Substrate-attached ICAM1, in the presence or absence of CCL21, transforms T-cell clusters into substrate-attached monolayers
Because large clusters may limit the access of cells in the cluster’s core to environmental signals or nutrients, we thought to suppress cluster formation by further functionalizing the CCL21-coated culture substrate with the adhesion molecule ICAM1. Light and electron microscopy revealed a major morphological transformation of CD4+ T cells plated on the double-functionalized surface (Figure 2). In contrast to the clusters formed on the uncoated surface (Figure 2A1-A2) or the enlarged clusters on the CCL21-coated surface (Figure 2B1-B2), T cells associated with the CCL21-ICAM1-coated surface formed 2D monolayers of flat cells (Figure 2C1-C2).
Further experiments demonstrated that cell–cell interactions induced by immobilized CCL21 are LFA1-dependent, as the formation of large clusters on CCL21 (Figure 2D) was dramatically reduced by adding either ICAM1 coating (Figure 2E) or LFA1 blocking antibody to the culture (Figure 2F). More specifically, when closely examining images of clusters formed on CCL21 coating alone (Figure 2D), we distinguished between 2 distinct types of cell clusters; namely, large spherical 3D clusters (average projected area, 4.3 × 104 ± 1.6 × 104 μm2) and small, relatively flat clusters (average projected area, 3.6 × 103 ± 2.2 × 103 μm2). The number of large clusters per 1 mm2 on CCL21 alone was ∼3.7, and the number of small and flat clusters was about 20.2. Notably, the large 3D clusters were present only in cultures stimulated with CCL21 alone (Figure 2D) and were absent from cultures functionalized with CCL21 combined with either ICAM1 (Figure 2E) or anti-LFA1 antibodies (Figure 2F).

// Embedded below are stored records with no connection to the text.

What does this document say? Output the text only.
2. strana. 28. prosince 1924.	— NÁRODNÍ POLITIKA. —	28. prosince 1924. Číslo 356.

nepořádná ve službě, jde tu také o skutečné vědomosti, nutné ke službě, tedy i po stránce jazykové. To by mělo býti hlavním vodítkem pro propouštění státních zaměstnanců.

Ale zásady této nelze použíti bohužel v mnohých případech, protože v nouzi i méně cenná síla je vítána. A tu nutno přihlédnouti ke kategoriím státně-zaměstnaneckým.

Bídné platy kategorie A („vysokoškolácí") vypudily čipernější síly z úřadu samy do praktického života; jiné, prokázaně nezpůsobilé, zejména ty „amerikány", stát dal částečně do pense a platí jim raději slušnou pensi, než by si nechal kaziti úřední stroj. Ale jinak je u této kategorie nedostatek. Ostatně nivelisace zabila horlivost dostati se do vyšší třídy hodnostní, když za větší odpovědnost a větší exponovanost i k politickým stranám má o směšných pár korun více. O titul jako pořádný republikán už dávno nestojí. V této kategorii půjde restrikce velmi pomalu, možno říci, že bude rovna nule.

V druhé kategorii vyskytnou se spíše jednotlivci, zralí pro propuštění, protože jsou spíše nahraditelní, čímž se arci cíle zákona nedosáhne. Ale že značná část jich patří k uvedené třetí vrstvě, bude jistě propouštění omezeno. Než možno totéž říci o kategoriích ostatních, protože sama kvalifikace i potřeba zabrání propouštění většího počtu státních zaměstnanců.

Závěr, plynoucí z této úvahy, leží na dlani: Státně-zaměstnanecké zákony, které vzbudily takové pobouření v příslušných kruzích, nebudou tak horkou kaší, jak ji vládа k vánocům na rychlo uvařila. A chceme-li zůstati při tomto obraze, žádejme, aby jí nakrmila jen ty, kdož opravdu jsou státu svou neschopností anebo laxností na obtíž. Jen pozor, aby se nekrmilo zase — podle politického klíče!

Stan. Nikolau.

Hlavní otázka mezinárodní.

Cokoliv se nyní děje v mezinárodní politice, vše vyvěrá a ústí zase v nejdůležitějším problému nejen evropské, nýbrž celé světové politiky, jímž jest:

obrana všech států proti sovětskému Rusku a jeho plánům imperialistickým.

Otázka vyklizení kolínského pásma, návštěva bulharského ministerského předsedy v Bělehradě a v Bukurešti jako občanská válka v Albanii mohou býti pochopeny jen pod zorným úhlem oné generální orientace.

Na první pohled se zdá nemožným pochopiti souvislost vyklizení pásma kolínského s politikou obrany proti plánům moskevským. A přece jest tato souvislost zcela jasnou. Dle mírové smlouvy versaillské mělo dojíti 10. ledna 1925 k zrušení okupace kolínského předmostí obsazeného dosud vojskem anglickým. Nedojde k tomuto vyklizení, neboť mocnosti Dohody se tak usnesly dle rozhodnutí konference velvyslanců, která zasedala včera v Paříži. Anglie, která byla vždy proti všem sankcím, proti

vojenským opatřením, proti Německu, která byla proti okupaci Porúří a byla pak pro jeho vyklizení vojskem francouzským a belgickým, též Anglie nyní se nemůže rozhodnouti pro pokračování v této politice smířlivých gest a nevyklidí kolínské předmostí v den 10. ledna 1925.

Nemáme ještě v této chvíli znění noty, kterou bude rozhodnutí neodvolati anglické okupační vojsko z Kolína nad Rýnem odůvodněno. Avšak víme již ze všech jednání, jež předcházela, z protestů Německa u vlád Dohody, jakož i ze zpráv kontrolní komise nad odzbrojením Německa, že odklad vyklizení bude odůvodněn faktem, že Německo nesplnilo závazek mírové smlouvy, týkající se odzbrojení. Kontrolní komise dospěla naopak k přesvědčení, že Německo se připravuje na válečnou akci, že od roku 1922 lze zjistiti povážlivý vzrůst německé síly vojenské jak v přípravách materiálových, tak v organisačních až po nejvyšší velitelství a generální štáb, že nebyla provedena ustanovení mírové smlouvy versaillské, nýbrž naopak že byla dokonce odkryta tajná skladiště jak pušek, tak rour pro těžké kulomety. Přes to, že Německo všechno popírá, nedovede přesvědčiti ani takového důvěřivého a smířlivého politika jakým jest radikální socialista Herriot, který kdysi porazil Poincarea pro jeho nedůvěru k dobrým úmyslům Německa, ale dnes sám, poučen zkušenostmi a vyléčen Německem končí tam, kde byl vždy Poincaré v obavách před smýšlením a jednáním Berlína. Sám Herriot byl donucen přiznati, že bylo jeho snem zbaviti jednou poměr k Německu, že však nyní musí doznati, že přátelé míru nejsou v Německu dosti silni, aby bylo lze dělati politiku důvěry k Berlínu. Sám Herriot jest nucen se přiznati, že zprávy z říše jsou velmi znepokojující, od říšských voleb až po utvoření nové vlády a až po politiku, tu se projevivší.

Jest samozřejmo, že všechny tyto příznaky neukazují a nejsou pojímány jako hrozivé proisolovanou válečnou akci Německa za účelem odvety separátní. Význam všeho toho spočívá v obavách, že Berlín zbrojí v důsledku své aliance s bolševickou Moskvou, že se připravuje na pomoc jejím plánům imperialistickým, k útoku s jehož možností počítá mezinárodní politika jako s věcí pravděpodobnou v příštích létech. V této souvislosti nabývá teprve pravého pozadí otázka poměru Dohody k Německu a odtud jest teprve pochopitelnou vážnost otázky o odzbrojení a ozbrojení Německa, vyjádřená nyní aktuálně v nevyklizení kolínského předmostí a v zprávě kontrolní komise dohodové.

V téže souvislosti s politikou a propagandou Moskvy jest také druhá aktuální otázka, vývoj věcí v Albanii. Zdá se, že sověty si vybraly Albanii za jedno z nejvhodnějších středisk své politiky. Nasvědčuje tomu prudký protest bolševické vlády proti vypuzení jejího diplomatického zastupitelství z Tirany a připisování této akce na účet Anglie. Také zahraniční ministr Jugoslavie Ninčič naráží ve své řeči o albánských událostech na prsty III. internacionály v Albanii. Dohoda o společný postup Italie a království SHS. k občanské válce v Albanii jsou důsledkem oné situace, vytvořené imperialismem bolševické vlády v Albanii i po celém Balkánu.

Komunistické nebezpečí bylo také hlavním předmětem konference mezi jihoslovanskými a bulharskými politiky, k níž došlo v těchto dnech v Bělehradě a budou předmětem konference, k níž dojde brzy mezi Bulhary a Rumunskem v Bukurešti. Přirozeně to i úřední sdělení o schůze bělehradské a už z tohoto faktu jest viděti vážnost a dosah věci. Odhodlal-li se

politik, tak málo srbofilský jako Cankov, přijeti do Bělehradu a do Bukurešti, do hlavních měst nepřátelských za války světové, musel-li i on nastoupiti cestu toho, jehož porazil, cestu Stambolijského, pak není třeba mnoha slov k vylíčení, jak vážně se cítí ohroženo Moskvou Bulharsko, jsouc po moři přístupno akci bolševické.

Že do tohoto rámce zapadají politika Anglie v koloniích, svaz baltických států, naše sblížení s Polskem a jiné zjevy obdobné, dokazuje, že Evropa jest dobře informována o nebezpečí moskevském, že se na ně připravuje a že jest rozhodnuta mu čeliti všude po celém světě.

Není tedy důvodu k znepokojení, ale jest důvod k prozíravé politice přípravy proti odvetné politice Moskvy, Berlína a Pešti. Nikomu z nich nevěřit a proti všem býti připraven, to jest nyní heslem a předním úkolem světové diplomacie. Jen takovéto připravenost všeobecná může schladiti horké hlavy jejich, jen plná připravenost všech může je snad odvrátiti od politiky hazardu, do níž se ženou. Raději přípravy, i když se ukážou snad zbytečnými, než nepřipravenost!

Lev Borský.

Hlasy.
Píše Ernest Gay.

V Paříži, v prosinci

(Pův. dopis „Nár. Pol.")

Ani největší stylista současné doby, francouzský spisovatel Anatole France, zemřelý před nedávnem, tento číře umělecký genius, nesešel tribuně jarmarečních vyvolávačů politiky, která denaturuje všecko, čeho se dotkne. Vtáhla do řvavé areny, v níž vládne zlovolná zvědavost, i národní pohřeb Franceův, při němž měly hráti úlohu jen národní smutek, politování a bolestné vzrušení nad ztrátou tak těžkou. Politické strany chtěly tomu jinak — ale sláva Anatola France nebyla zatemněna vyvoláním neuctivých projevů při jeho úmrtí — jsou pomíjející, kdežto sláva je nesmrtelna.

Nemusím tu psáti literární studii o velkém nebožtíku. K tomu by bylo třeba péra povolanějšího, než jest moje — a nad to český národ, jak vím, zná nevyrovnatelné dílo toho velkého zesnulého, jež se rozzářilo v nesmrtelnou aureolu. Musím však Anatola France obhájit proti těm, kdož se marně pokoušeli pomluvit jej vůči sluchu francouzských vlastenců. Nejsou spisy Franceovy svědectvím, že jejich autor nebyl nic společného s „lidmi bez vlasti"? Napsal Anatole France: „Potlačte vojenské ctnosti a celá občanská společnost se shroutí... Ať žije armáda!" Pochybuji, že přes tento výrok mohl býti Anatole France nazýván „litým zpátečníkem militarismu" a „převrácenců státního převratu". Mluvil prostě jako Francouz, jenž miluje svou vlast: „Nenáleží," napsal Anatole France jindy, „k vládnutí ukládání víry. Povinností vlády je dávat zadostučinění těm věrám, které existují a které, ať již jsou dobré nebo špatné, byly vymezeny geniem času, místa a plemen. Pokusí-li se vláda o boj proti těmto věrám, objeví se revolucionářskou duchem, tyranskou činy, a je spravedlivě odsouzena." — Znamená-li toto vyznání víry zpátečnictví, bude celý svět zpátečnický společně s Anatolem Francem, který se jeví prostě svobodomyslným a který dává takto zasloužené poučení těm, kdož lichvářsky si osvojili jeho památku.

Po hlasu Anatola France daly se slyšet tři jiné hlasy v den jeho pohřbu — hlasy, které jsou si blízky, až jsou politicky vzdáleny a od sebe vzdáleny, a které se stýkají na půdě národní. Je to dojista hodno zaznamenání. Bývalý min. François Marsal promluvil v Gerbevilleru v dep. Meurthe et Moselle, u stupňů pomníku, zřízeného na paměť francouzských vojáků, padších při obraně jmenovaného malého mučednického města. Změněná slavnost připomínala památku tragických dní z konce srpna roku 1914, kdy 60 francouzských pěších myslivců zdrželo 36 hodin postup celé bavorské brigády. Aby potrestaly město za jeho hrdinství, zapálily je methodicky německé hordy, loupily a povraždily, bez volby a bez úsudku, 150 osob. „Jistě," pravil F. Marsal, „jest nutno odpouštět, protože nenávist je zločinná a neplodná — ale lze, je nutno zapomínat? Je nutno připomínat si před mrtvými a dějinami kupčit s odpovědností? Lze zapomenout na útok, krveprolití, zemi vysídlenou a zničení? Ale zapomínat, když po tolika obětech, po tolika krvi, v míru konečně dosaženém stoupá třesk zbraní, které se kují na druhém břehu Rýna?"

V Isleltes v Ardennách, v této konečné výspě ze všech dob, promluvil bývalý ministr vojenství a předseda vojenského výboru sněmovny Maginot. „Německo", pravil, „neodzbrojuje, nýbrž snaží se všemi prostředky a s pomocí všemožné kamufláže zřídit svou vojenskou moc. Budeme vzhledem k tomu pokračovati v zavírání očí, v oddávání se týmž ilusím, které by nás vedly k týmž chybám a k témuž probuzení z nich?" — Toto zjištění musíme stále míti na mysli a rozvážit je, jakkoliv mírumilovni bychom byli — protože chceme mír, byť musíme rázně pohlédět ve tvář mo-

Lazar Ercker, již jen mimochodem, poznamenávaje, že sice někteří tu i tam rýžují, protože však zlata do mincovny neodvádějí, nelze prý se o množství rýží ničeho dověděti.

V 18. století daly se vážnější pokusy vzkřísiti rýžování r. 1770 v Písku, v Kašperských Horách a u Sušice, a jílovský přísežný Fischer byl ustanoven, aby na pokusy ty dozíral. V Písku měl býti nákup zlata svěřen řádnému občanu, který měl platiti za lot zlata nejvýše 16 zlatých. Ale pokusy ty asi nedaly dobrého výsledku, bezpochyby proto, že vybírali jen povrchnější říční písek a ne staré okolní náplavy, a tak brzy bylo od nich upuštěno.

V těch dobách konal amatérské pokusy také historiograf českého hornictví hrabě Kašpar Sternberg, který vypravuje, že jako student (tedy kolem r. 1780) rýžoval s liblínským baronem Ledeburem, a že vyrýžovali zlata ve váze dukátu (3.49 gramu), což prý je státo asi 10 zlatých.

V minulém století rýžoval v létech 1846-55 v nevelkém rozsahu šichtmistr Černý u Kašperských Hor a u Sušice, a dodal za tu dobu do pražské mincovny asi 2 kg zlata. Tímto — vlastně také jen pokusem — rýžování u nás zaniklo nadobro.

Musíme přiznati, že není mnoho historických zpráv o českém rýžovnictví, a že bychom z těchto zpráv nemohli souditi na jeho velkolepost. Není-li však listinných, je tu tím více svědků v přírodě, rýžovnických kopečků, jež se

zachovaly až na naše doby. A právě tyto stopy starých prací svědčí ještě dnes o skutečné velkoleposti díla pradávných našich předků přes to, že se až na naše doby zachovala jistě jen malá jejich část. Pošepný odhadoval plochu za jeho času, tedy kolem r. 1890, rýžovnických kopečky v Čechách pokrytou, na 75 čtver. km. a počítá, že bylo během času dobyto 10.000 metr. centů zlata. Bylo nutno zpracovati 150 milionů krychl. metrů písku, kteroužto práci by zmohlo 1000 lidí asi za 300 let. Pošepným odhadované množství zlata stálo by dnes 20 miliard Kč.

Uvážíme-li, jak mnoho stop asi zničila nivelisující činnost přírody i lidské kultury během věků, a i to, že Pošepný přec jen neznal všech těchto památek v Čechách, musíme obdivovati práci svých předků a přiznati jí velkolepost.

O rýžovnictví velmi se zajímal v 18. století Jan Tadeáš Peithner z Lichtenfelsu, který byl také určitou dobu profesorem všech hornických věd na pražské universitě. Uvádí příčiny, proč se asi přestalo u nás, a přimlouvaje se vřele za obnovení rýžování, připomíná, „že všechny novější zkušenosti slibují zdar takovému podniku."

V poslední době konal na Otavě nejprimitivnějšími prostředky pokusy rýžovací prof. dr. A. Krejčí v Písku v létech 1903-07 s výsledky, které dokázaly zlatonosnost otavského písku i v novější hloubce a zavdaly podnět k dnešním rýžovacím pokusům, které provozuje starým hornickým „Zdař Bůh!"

As indicated, when cultured over CCL21+ICAM1 (Figure 2E), the large clusters disappeared and the density of small clusters increased to ∼45/mm2 (more than double the number of clusters on CCL21). The average projected area of the small and flat clusters also increased to 8 × 103 ± 5.7 × 103 μm2. The addition of anti-LFA1 to CCL21 (Figure 2F) abolished the formation of large, 3D clusters, yet the number of small and flat clusters per 1 mm2 was ∼12, and their average projected area was 2.2 × 103 ± 0.9 × 103 μm2.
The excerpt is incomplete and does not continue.